Cut in global oil and gas capex to deepen: Al Sada

Published: 27 Jan 2016 - 01:33 am | Last Updated: 19 Nov 2021 - 01:51 am
Peninsula

DOHA: An estimated $380bn worth of investment has been deferred in the global oil and gas sector projects running till 2020, since the beginning of the drop in oil price in mid-2014, Minister of Energy & Industry H E Dr Mohammed bin Saleh Al Sada (pictured) stated yesterday.
It is likely that this cut in capital expenditure may go up if oil price remains in the current range. “It is the first time we have witnessed two consecutive years of such a huge cut in investment during the past two decades”, the Minister said in the context of current oil price, which has fallen 18 percent since the beginning of 2016.  “Current price of oil is not sustainable and hence it should change”, he said.
The current level of oil price is below a lot of conventional oil production cost, let alone non-conventional oil. Its unsustainability, therefore, manifested itself visibly by a huge drop of investment estimated to be $130bn, or 20 percent, in 2015 alone followed by 16 percent in 2016.
Impact of this substantial drop in investment is already beginning to be seen in a drop in drilling rigs world wide — conventional and non-conventional, especially the US. 
It is bound to manifest itself down the road, while world demand is increasing annually.
Signs of drop in production, especially outside Opec, is beginning to be seen with a drop of 400,000 bpd over the last 8 months in US alone from 9.6 million bpd to 9.2 million bpd.
In 2015, it was reported that 24 US oil and gas companies went bankrupt and sought Chapter 11 protection. That was while Brent oil averaged $52. With prices further down by 18 percent during this month from the beginning of the year, it is fitting to say that the hardship on oil and gas companies and bankruptcy will be further aggravated. US shale oil is reported to need an average of $55 a barrel for viable production, with the current oil price is much below this level.

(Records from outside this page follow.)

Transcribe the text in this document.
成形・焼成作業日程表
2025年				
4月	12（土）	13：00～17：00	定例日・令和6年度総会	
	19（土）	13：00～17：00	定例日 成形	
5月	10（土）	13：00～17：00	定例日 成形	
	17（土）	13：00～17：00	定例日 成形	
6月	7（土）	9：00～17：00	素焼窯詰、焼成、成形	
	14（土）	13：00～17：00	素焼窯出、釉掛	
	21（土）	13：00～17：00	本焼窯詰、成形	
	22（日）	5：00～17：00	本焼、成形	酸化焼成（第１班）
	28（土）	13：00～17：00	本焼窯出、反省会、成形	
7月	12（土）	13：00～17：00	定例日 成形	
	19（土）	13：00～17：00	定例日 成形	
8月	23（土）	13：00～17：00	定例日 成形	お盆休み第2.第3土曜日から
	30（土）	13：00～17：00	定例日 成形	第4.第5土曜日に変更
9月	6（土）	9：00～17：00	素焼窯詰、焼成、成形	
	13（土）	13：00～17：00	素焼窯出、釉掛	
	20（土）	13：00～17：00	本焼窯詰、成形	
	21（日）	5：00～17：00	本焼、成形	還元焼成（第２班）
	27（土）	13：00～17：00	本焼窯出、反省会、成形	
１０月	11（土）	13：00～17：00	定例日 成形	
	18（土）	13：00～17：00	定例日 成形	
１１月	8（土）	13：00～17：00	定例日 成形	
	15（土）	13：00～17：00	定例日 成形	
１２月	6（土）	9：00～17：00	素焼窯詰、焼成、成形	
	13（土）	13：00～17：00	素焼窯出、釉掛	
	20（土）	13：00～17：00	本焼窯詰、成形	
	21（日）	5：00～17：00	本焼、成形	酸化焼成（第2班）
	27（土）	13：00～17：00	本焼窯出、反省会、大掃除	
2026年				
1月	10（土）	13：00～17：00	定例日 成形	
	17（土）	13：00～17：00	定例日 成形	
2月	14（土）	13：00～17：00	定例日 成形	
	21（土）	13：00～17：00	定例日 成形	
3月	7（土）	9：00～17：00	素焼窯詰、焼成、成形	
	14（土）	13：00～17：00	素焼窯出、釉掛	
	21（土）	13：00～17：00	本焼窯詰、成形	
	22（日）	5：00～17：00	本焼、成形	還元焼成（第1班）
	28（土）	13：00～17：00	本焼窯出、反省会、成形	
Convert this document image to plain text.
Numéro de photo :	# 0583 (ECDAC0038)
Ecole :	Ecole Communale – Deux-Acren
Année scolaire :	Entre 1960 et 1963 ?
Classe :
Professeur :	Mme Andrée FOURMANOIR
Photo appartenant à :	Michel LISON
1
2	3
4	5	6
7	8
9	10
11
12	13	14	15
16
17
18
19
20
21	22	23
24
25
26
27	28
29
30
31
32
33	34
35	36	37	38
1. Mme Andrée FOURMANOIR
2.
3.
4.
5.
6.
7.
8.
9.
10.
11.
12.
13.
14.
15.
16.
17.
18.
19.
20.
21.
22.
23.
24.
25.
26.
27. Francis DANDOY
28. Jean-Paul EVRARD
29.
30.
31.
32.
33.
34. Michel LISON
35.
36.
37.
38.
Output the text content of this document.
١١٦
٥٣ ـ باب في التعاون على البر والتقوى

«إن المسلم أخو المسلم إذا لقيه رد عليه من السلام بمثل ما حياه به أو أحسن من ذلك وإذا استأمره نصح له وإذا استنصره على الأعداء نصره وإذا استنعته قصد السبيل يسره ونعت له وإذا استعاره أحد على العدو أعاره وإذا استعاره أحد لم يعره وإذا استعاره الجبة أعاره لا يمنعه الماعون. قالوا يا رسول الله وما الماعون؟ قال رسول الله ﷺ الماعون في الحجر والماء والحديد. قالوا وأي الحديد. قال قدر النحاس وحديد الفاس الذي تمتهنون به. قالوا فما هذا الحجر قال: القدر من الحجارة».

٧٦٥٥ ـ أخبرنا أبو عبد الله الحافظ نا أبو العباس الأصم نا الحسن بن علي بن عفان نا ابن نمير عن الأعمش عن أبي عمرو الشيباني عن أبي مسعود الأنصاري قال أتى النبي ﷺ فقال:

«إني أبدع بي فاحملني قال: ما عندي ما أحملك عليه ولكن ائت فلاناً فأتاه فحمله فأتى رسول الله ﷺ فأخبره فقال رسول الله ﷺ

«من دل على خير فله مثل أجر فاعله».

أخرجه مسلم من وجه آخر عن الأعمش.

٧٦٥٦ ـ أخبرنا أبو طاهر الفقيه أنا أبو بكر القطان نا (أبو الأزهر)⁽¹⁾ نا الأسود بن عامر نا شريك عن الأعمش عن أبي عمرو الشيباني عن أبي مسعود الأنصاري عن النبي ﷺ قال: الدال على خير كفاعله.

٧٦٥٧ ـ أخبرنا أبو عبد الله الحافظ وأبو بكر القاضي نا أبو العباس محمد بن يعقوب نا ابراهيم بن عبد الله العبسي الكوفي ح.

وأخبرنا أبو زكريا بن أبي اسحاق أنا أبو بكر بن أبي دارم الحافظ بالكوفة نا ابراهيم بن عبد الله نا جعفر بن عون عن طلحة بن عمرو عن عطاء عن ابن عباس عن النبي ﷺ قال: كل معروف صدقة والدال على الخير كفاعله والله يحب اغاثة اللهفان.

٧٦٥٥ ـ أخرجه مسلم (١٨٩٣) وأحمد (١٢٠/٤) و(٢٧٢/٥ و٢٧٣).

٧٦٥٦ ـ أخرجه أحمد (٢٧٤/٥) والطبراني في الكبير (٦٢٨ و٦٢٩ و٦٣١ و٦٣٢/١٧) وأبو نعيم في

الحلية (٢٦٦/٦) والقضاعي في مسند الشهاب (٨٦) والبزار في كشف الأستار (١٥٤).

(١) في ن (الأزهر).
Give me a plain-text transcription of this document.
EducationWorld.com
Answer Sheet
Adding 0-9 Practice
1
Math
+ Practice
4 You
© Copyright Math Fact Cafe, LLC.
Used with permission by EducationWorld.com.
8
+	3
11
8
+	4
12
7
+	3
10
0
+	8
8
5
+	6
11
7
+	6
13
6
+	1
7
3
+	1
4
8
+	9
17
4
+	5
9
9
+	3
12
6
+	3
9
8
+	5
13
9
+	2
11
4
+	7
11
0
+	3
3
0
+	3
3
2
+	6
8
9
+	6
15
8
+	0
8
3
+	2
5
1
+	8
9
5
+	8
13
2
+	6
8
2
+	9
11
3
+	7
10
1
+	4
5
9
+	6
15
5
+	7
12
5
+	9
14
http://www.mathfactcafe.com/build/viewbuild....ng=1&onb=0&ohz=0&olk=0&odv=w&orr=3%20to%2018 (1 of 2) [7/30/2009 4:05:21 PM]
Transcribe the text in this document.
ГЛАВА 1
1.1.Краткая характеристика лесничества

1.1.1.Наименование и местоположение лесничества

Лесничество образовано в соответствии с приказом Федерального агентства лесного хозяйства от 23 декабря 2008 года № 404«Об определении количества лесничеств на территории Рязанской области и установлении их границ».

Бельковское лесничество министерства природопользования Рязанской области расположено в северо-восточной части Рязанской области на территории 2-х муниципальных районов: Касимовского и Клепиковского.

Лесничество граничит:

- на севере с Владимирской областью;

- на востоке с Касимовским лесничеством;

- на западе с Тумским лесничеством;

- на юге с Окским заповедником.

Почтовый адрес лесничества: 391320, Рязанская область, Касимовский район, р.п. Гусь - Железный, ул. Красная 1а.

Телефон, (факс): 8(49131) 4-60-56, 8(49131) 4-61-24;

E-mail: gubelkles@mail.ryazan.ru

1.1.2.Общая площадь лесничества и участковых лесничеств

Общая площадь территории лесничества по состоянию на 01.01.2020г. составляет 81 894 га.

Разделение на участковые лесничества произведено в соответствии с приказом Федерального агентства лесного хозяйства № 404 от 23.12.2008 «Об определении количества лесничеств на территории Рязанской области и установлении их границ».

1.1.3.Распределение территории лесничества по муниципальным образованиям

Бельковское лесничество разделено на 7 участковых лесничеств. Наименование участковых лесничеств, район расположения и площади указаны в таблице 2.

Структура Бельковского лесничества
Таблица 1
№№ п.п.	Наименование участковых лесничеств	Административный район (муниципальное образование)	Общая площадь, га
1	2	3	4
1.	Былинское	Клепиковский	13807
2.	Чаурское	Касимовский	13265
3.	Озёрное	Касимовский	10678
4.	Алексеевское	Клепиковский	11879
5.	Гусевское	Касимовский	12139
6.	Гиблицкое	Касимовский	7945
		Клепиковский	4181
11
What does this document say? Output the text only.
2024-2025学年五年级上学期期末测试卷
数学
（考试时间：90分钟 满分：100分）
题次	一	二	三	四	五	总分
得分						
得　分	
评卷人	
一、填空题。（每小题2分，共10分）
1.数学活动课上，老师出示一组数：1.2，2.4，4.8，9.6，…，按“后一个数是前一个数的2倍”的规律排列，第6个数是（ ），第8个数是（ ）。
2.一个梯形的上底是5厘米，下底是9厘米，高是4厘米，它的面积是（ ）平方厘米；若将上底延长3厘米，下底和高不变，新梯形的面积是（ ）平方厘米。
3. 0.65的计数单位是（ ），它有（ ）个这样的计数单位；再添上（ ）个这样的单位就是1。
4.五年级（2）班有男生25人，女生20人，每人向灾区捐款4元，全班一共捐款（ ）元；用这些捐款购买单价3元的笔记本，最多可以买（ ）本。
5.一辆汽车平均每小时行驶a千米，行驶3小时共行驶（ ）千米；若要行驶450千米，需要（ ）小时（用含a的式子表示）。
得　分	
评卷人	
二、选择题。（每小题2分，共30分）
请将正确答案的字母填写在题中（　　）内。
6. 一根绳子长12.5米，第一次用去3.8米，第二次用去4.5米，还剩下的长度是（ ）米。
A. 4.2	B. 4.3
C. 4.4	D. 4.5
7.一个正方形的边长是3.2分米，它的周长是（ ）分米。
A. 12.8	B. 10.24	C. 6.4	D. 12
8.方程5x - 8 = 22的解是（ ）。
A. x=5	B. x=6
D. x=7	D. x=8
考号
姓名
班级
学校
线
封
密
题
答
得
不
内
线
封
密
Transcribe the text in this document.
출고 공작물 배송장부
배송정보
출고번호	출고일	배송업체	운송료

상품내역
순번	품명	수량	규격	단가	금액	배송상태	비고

It is expected that Shale oil production will decline and US oil production during 2016 is expected to be at 2014 levels of 8.7 million bpd.
“The trend is likely to continue into 2017 if we consider that even at a scenario of modest world economic growth, it is estimated that demand will increase by 1.4 million bpd this year. Total demand is expected to be more than 95 million bpd this year. Under the current circumstances, oil will turn into a new bull market before the year is out, as the current drastic price drop shuts enough production and erodes the global oversupply.
Qatar is the current President of the Opec Conference.
Meanwhile, oil prices rallied sharply yesterday, regaining $32 per barrel as traders mulled talk of an Opec-Russia coordinated output cut to curb oversupply. At about 1800 GMT, Brent North Sea crude for delivery in March jumped $1.84 at $32.34 per barrel.